Canada’s Public Servants Are Ready to Strike
Canada’s public servants have experienced effective pay cuts as higher prices erode their purchasing power. To fight for higher wages to cope with the affordability crisis, they are now readying to strike.

Hundreds of thousands of federal public servants in Canada have voted in favor of entering a legal strike position. (@psac_afpc / Twitter)
Canada’s public servants are sick and tired of being sick and tired. A group of 120,000 federal public servants in Canada voted in favor of entering a legal strike position on Wednesday, with an additional 35,000 workers set to join them today. The bargaining groups under the Public Service Alliance of Canada (PSAC) could strike at just about any time. The Canadian public service employs roughly 336,000 people. Union leaders and observers warn that strikes could disrupt a number of state functions, including border crossings, employment insurance, passport applications, airport delays, and export hiccups. The government was quick to share a list of “essential services” that would not be affected by labor action.

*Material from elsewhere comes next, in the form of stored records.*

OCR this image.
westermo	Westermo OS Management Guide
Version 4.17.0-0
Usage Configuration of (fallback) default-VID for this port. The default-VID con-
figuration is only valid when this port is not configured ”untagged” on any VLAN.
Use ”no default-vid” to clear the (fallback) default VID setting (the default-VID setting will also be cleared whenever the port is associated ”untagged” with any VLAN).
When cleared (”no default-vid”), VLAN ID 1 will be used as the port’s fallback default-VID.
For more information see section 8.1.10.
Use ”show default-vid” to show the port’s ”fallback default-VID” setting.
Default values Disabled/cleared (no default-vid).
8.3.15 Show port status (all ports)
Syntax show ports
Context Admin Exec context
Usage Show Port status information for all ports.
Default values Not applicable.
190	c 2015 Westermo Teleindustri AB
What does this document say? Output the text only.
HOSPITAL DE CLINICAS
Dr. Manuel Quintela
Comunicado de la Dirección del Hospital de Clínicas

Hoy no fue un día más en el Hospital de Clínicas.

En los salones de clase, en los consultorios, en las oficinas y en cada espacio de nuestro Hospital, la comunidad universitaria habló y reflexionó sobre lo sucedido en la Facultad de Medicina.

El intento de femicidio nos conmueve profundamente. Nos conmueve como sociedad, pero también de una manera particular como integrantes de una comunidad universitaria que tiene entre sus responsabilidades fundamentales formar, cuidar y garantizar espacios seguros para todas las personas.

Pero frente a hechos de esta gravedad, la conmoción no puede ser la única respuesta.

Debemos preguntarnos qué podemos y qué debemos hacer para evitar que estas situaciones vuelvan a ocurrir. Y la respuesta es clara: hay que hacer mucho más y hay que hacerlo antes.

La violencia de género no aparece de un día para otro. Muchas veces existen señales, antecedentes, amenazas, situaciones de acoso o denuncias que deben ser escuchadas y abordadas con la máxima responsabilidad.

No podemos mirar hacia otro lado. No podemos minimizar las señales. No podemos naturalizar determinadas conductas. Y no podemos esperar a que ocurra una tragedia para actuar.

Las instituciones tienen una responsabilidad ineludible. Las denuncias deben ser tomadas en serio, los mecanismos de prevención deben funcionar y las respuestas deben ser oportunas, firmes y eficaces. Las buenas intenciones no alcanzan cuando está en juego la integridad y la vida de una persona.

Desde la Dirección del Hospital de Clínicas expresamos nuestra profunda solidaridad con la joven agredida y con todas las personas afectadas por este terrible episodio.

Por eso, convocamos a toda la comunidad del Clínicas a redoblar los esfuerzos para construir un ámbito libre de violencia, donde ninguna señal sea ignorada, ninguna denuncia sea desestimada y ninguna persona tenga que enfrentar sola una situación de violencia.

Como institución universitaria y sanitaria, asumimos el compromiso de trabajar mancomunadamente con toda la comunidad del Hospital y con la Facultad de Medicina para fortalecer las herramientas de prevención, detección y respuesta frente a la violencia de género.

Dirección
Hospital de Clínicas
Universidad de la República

Wages are at the center of the labor dispute. The Treasury Board bargaining group, a subset of the workers in a strike position, want wages to keep up with inflation. The government had offered an average bump of 2.06 percent over four years while workers asked for 4.5 percent. Average consumer price index inflation was 6.8 percent in 2022, a huge jump over 2021 and the biggest in four decades. Inflation is beginning to cool now. On April 12, the Bank of Canada held its interest rate at 4.5 percent. But the affordability crisis continues, particularly for costs such as food and housing, and workers have been taking effective pay cuts while higher prices eat away at their purchasing power.
Canadians ought to stand behind the public service and support their battle for higher wages that keep pace with rising costs. For decades, there has been a war against public servants and the government in general — a neoliberal crusade to undermine state capacity and public support for things we do together, outside of the market. The battles have been fought throughout the Global North, in Canada, the United Kingdom, the United States, and elsewhere. People are told the state is the problem; the market is the solution. They are inundated with media and political messaging that denigrates public servants, casting them as lazy, entitled, privileged workers who return little value on the tax dollars spent on them. It’s bullshit, but it’s persistent.